Following up on the high note of family ties on which the previous installment concluded, but preceding it chronologically, we find Araragi and his little sister Tsukihi, the heroine of the last volume, in full sibling rivalry mode as they bicker about love. The conversation that cannot end unfolds in its unabashed original glory herein.

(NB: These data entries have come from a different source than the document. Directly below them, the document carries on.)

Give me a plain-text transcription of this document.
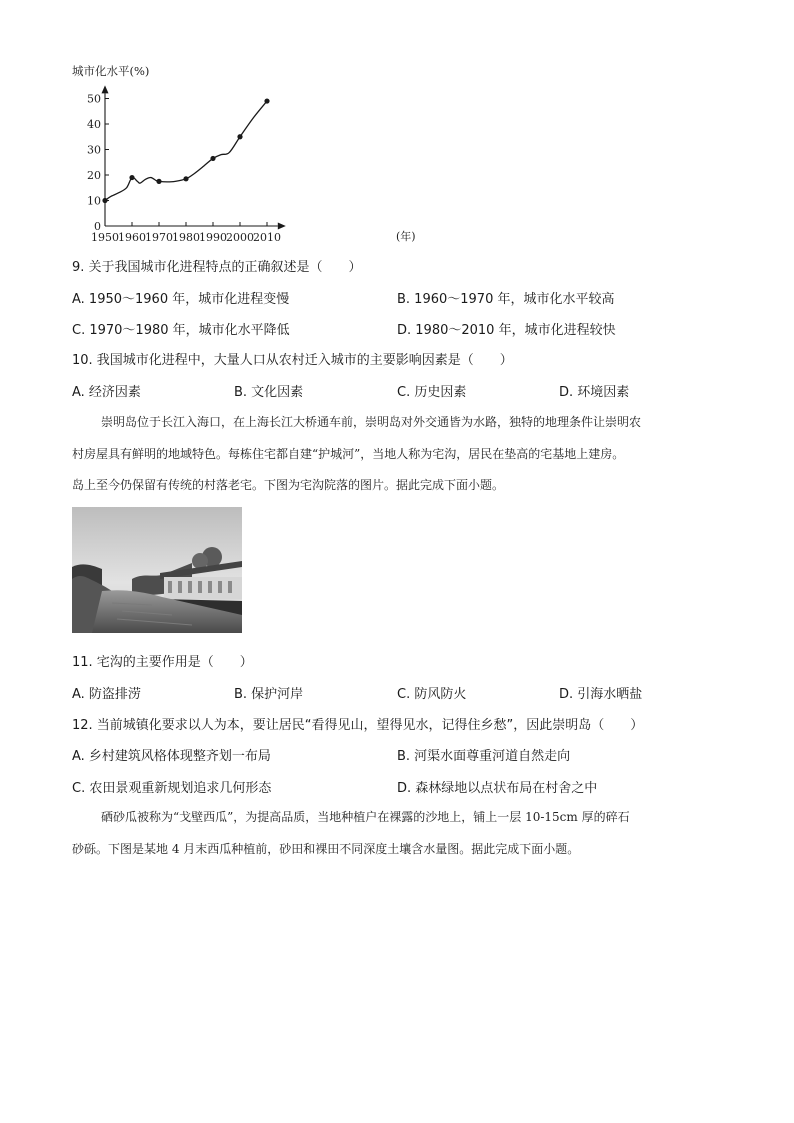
城市化水平(%)
1950 1960 1970 1980 1990 2000 2010
0
10
20
30
40
50
(年)
9. 关于我国城市化进程特点的正确叙述是（　　）
A. 1950～1960 年，城市化进程变慢	B. 1960～1970 年，城市化水平较高
C. 1970～1980 年，城市化水平降低	D. 1980～2010 年，城市化进程较快
10. 我国城市化进程中，大量人口从农村迁入城市的主要影响因素是（　　）
A. 经济因素	B. 文化因素	C. 历史因素	D. 环境因素
崇明岛位于长江入海口，在上海长江大桥通车前，崇明岛对外交通皆为水路，独特的地理条件让崇明农
村房屋具有鲜明的地域特色。每栋住宅都自建“护城河”，当地人称为宅沟，居民在垫高的宅基地上建房。
岛上至今仍保留有传统的村落老宅。下图为宅沟院落的图片。据此完成下面小题。
11. 宅沟的主要作用是（　　）
A. 防盗排涝	B. 保护河岸	C. 防风防火	D. 引海水晒盐
12. 当前城镇化要求以人为本，要让居民“看得见山，望得见水，记得住乡愁”，因此崇明岛（　　）
A. 乡村建筑风格体现整齐划一布局	B. 河渠水面尊重河道自然走向
C. 农田景观重新规划追求几何形态	D. 森林绿地以点状布局在村舍之中
硒砂瓜被称为“戈壁西瓜”，为提高品质，当地种植户在裸露的沙地上，铺上一层 10-15cm 厚的碎石
砂砾。下图是某地 4 月末西瓜种植前，砂田和裸田不同深度土壤含水量图。据此完成下面小题。
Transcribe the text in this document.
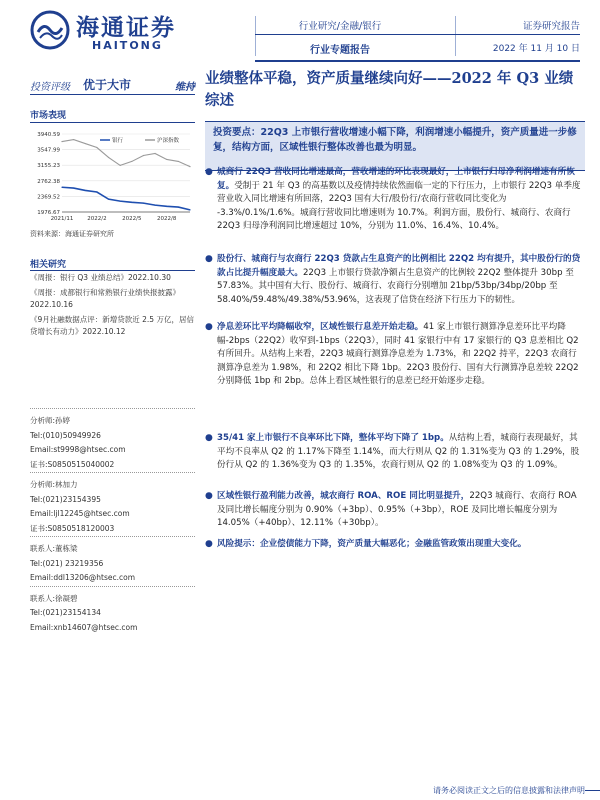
海通证券
HAITONG
行业研究/金融/银行
行业专题报告
证券研究报告
2022 年 11 月 10 日
投资评级 优于大市	维持
业绩整体平稳，资产质量继续向好——2022 年 Q3 业绩综述
市场表现
3940.59
3547.99
3155.23
2762.38
2369.52
1976.67
2021/11	2022/2	2022/5	2022/8
银行	沪深指数
资料来源：海通证券研究所
相关研究
《周报：银行 Q3 业绩总结》2022.10.30
《周报：成都银行和常熟银行业绩快报披露》2022.10.16
《9月社融数据点评：新增贷款近 2.5 万亿，居信贷增长有动力》2022.10.12
分析师:孙婷
Tel:(010)50949926
Email:st9998@htsec.com
证书:S0850515040002
分析师:林加力
Tel:(021)23154395
Email:ljl12245@htsec.com
证书:S0850518120003
联系人:董栋梁
Tel:(021) 23219356
Email:ddl13206@htsec.com
联系人:徐凝碧
Tel:(021)23154134
Email:xnb14607@htsec.com
投资要点：22Q3 上市银行营收增速小幅下降，利润增速小幅提升，资产质量进一步修复，结构方面，区域性银行整体改善也最为明显。
● 城商行 22Q3 营收同比增速最高，营收增速的环比表现最好，上市银行归母净利润增速有所恢复。受制于 21 年 Q3 的高基数以及疫情持续依然面临一定的下行压力，上市银行 22Q3 单季度营业收入同比增速有所回落，22Q3 国有大行/股份行/农商行营收同比变化为 -3.3%/0.1%/1.6%。城商行营收同比增速则为 10.7%。利润方面，股份行、城商行、农商行 22Q3 归母净利润同比增速超过 10%，分别为 11.0%、16.4%、10.4%。
● 股份行、城商行与农商行 22Q3 贷款占生息资产的比例相比 22Q2 均有提升，其中股份行的贷款占比提升幅度最大。22Q3 上市银行贷款净额占生息资产的比例较 22Q2 整体提升 30bp 至 57.83%。其中国有大行、股份行、城商行、农商行分别增加 21bp/53bp/34bp/20bp 至 58.40%/59.48%/49.38%/53.96%，这表现了信贷在经济下行压力下的韧性。
● 净息差环比平均降幅收窄，区域性银行息差开始走稳。41 家上市银行测算净息差环比平均降幅-2bps（22Q2）收窄到-1bps（22Q3），同时 41 家银行中有 17 家银行的 Q3 息差相比 Q2 有所回升。从结构上来看，22Q3 城商行测算净息差为 1.73%，和 22Q2 持平，22Q3 农商行测算净息差为 1.98%，和 22Q2 相比下降 1bp。22Q3 股份行、国有大行测算净息差较 22Q2 分别降低 1bp 和 2bp。总体上看区域性银行的息差已经开始逐步走稳。
● 35/41 家上市银行不良率环比下降，整体平均下降了 1bp。从结构上看，城商行表现最好，其平均不良率从 Q2 的 1.17%下降至 1.14%，而大行则从 Q2 的 1.31%变为 Q3 的 1.29%，股份行从 Q2 的 1.36%变为 Q3 的 1.35%，农商行则从 Q2 的 1.08%变为 Q3 的 1.09%。
● 区域性银行盈利能力改善，城农商行 ROA、ROE 同比明显提升，22Q3 城商行、农商行 ROA 及同比增长幅度分别为 0.90%（+3bp）、0.95%（+3bp），ROE 及同比增长幅度分别为 14.05%（+40bp）、12.11%（+30bp）。
● 风险提示：企业偿债能力下降，资产质量大幅恶化；金融监管政策出现重大变化。
请务必阅读正文之后的信息披露和法律声明
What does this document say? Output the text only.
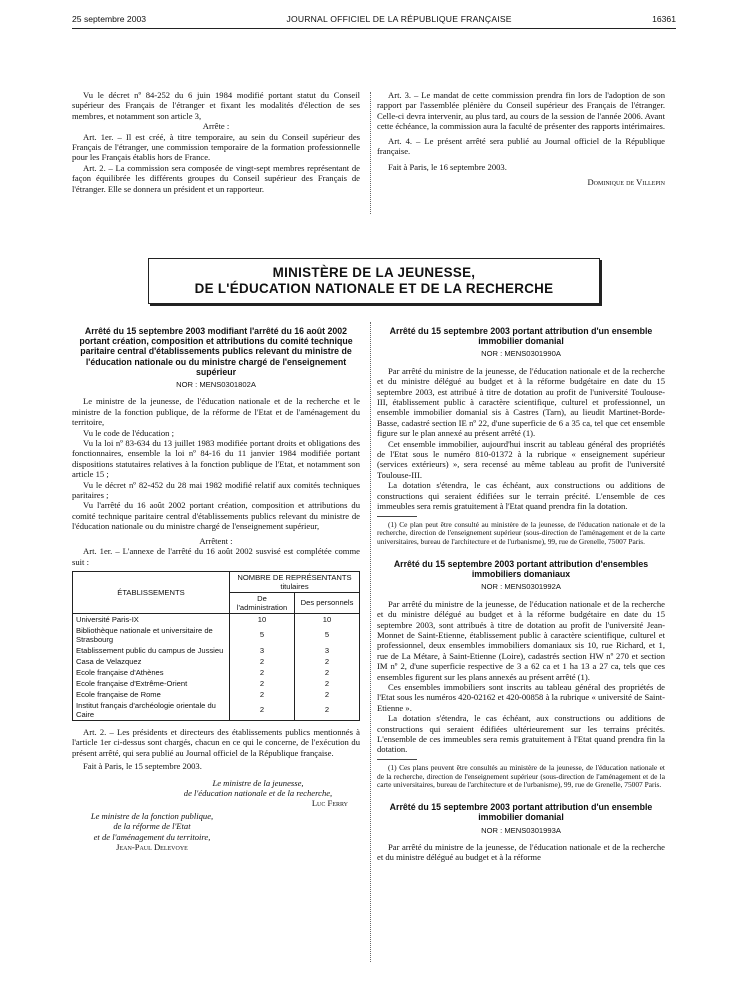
25 septembre 2003	JOURNAL OFFICIEL DE LA RÉPUBLIQUE FRANÇAISE	16361

Vu le décret nº 84-252 du 6 juin 1984 modifié portant statut du Conseil supérieur des Français de l'étranger et fixant les modalités d'élection de ses membres, et notamment son article 3,

Arrête :

Art. 1er. – Il est créé, à titre temporaire, au sein du Conseil supérieur des Français de l'étranger, une commission temporaire de la formation professionnelle pour les Français établis hors de France.

Art. 2. – La commission sera composée de vingt-sept membres représentant de façon équilibrée les différents groupes du Conseil supérieur des Français de l'étranger. Elle se donnera un président et un rapporteur.

Art. 3. – Le mandat de cette commission prendra fin lors de l'adoption de son rapport par l'assemblée plénière du Conseil supérieur des Français de l'étranger. Celle-ci devra intervenir, au plus tard, au cours de la session de l'année 2006. Avant cette échéance, la commission aura la faculté de présenter des rapports intérimaires.

Art. 4. – Le présent arrêté sera publié au Journal officiel de la République française.

Fait à Paris, le 16 septembre 2003.

Dominique de Villepin

MINISTÈRE DE LA JEUNESSE,
DE L'ÉDUCATION NATIONALE ET DE LA RECHERCHE

Arrêté du 15 septembre 2003 modifiant l'arrêté du 16 août 2002 portant création, composition et attributions du comité technique paritaire central d'établissements publics relevant du ministre de l'éducation nationale ou du ministre chargé de l'enseignement supérieur

NOR : MENS0301802A

Le ministre de la jeunesse, de l'éducation nationale et de la recherche et le ministre de la fonction publique, de la réforme de l'Etat et de l'aménagement du territoire,

Vu le code de l'éducation ;

Vu la loi nº 83-634 du 13 juillet 1983 modifiée portant droits et obligations des fonctionnaires, ensemble la loi nº 84-16 du 11 janvier 1984 modifiée portant dispositions statutaires relatives à la fonction publique de l'Etat, et notamment son article 15 ;

Vu le décret nº 82-452 du 28 mai 1982 modifié relatif aux comités techniques paritaires ;

Vu l'arrêté du 16 août 2002 portant création, composition et attributions du comité technique paritaire central d'établissements publics relevant du ministre de l'éducation nationale ou du ministre chargé de l'enseignement supérieur,

Arrêtent :

Art. 1er. – L'annexe de l'arrêté du 16 août 2002 susvisé est complétée comme suit :

ÉTABLISSEMENTS	NOMBRE DE REPRÉSENTANTS
titulaires	
	De l'administration	Des personnels
Université Paris-IX	10	10
Bibliothèque nationale et universitaire de Strasbourg	5	5
Etablissement public du campus de Jussieu	3	3
Casa de Velazquez	2	2
Ecole française d'Athènes	2	2
Ecole française d'Extrême-Orient	2	2
Ecole française de Rome	2	2
Institut français d'archéologie orientale du Caire	2	2

Art. 2. – Les présidents et directeurs des établissements publics mentionnés à l'article 1er ci-dessus sont chargés, chacun en ce qui le concerne, de l'exécution du présent arrêté, qui sera publié au Journal officiel de la République française.

Fait à Paris, le 15 septembre 2003.

Le ministre de la jeunesse,
de l'éducation nationale et de la recherche,
Luc Ferry
Le ministre de la fonction publique,
de la réforme de l'Etat
et de l'aménagement du territoire,
Jean-Paul Delevoye

Arrêté du 15 septembre 2003 portant attribution d'un ensemble immobilier domanial

NOR : MENS0301990A

Par arrêté du ministre de la jeunesse, de l'éducation nationale et de la recherche et du ministre délégué au budget et à la réforme budgétaire en date du 15 septembre 2003, est attribué à titre de dotation au profit de l'université Toulouse-III, établissement public à caractère scientifique, culturel et professionnel, un ensemble immobilier domanial sis à Castres (Tarn), au lieudit Martinet-Borde-Basse, cadastré section IE nº 22, d'une superficie de 6 a 35 ca, tel que cet ensemble figure sur le plan annexé au présent arrêté (1).

Cet ensemble immobilier, aujourd'hui inscrit au tableau général des propriétés de l'Etat sous le numéro 810-01372 à la rubrique « enseignement supérieur (services extérieurs) », sera recensé au même tableau au profit de l'université Toulouse-III.

La dotation s'étendra, le cas échéant, aux constructions ou additions de constructions qui seraient édifiées sur le terrain précité. L'ensemble de ces immeubles sera remis gratuitement à l'Etat quand prendra fin la dotation.

(1) Ce plan peut être consulté au ministère de la jeunesse, de l'éducation nationale et de la recherche, direction de l'enseignement supérieur (sous-direction de l'aménagement et de la carte universitaires, bureau de l'architecture et de l'urbanisme), 99, rue de Grenelle, 75007 Paris.

Arrêté du 15 septembre 2003 portant attribution d'ensembles immobiliers domaniaux

NOR : MENS0301992A

Par arrêté du ministre de la jeunesse, de l'éducation nationale et de la recherche et du ministre délégué au budget et à la réforme budgétaire en date du 15 septembre 2003, sont attribués à titre de dotation au profit de l'université Jean-Monnet de Saint-Etienne, établissement public à caractère scientifique, culturel et professionnel, deux ensembles immobiliers domaniaux sis 10, rue Richard, et 1, rue de La Métare, à Saint-Etienne (Loire), cadastrés section HW nº 270 et section IM nº 2, d'une superficie respective de 3 a 62 ca et 1 ha 13 a 27 ca, tels que ces ensembles figurent sur les plans annexés au présent arrêté (1).

Ces ensembles immobiliers sont inscrits au tableau général des propriétés de l'Etat sous les numéros 420-02162 et 420-00858 à la rubrique « université de Saint-Etienne ».

La dotation s'étendra, le cas échéant, aux constructions ou additions de constructions qui seraient édifiées ultérieurement sur les terrains précités. L'ensemble de ces immeubles sera remis gratuitement à l'Etat quand prendra fin la dotation.

(1) Ces plans peuvent être consultés au ministère de la jeunesse, de l'éducation nationale et de la recherche, direction de l'enseignement supérieur (sous-direction de l'aménagement et de la carte universitaires, bureau de l'architecture et de l'urbanisme), 99, rue de Grenelle, 75007 Paris.

Arrêté du 15 septembre 2003 portant attribution d'un ensemble immobilier domanial

NOR : MENS0301993A

Par arrêté du ministre de la jeunesse, de l'éducation nationale et de la recherche et du ministre délégué au budget et à la réforme
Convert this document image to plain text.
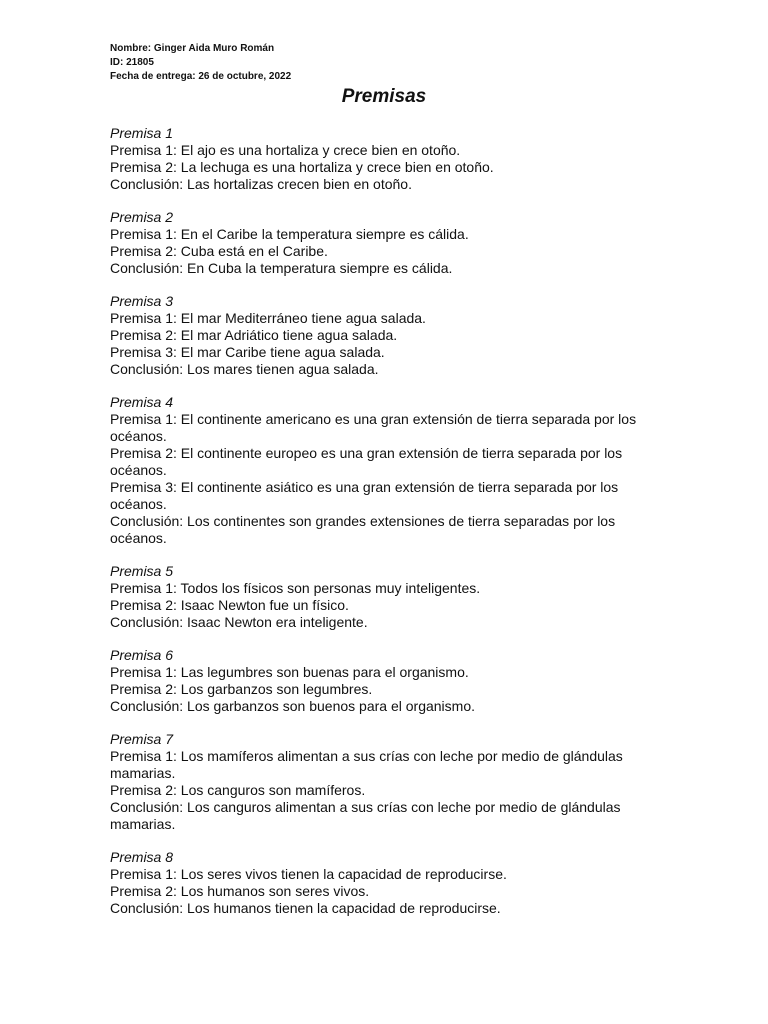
Nombre: Ginger Aida Muro Román
ID: 21805
Fecha de entrega: 26 de octubre, 2022
Premisas
Premisa 1
Premisa 1: El ajo es una hortaliza y crece bien en otoño.
Premisa 2: La lechuga es una hortaliza y crece bien en otoño.
Conclusión: Las hortalizas crecen bien en otoño.
Premisa 2
Premisa 1: En el Caribe la temperatura siempre es cálida.
Premisa 2: Cuba está en el Caribe.
Conclusión: En Cuba la temperatura siempre es cálida.
Premisa 3
Premisa 1: El mar Mediterráneo tiene agua salada.
Premisa 2: El mar Adriático tiene agua salada.
Premisa 3: El mar Caribe tiene agua salada.
Conclusión: Los mares tienen agua salada.
Premisa 4
Premisa 1: El continente americano es una gran extensión de tierra separada por los océanos.
Premisa 2: El continente europeo es una gran extensión de tierra separada por los océanos.
Premisa 3: El continente asiático es una gran extensión de tierra separada por los océanos.
Conclusión: Los continentes son grandes extensiones de tierra separadas por los océanos.
Premisa 5
Premisa 1: Todos los físicos son personas muy inteligentes.
Premisa 2: Isaac Newton fue un físico.
Conclusión: Isaac Newton era inteligente.
Premisa 6
Premisa 1: Las legumbres son buenas para el organismo.
Premisa 2: Los garbanzos son legumbres.
Conclusión: Los garbanzos son buenos para el organismo.
Premisa 7
Premisa 1: Los mamíferos alimentan a sus crías con leche por medio de glándulas mamarias.
Premisa 2: Los canguros son mamíferos.
Conclusión: Los canguros alimentan a sus crías con leche por medio de glándulas mamarias.
Premisa 8
Premisa 1: Los seres vivos tienen la capacidad de reproducirse.
Premisa 2: Los humanos son seres vivos.
Conclusión: Los humanos tienen la capacidad de reproducirse.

Like KIZUMONOGATARI, which delved into our narrator’s disastrous spring break, Cat Tale (Black) is a prequel about another catastrophe, mentioned often yet never recounted even in a foregoing chapter dedicated to Miss H.: namely, the model student’s rampage over Golden Week, a string of holidays starting at the end of April. Closing out what has come to be known as the “First Season” of the series, this episode of ’GATARI, as rich as ever in silly banter and poignant profundities, richer than usual in snide meta-comments about the anime, will make you laugh and cry, or just put a grownup smile on your face, maybe, but is guaranteed to stay with you forever.Palindromic NISIOISIN made his debut as a novelist when he was twenty. A famously prolific author, he is known to publish more than a book per month at times. With his inexorable rise, he has become the leading light of a younger generation of writers who began their careers in the twenty-first century.
Titles by him published in translation so far include Decapitation: The Blue Savant and the Nonsense User (formerly known as Zaregoto) and a manga adaptation of his novel Imperfect Girl (from our Vertical Comics imprint). The MONOGATARI series, widely considered his masterpiece to date, is becoming available in English for the first time.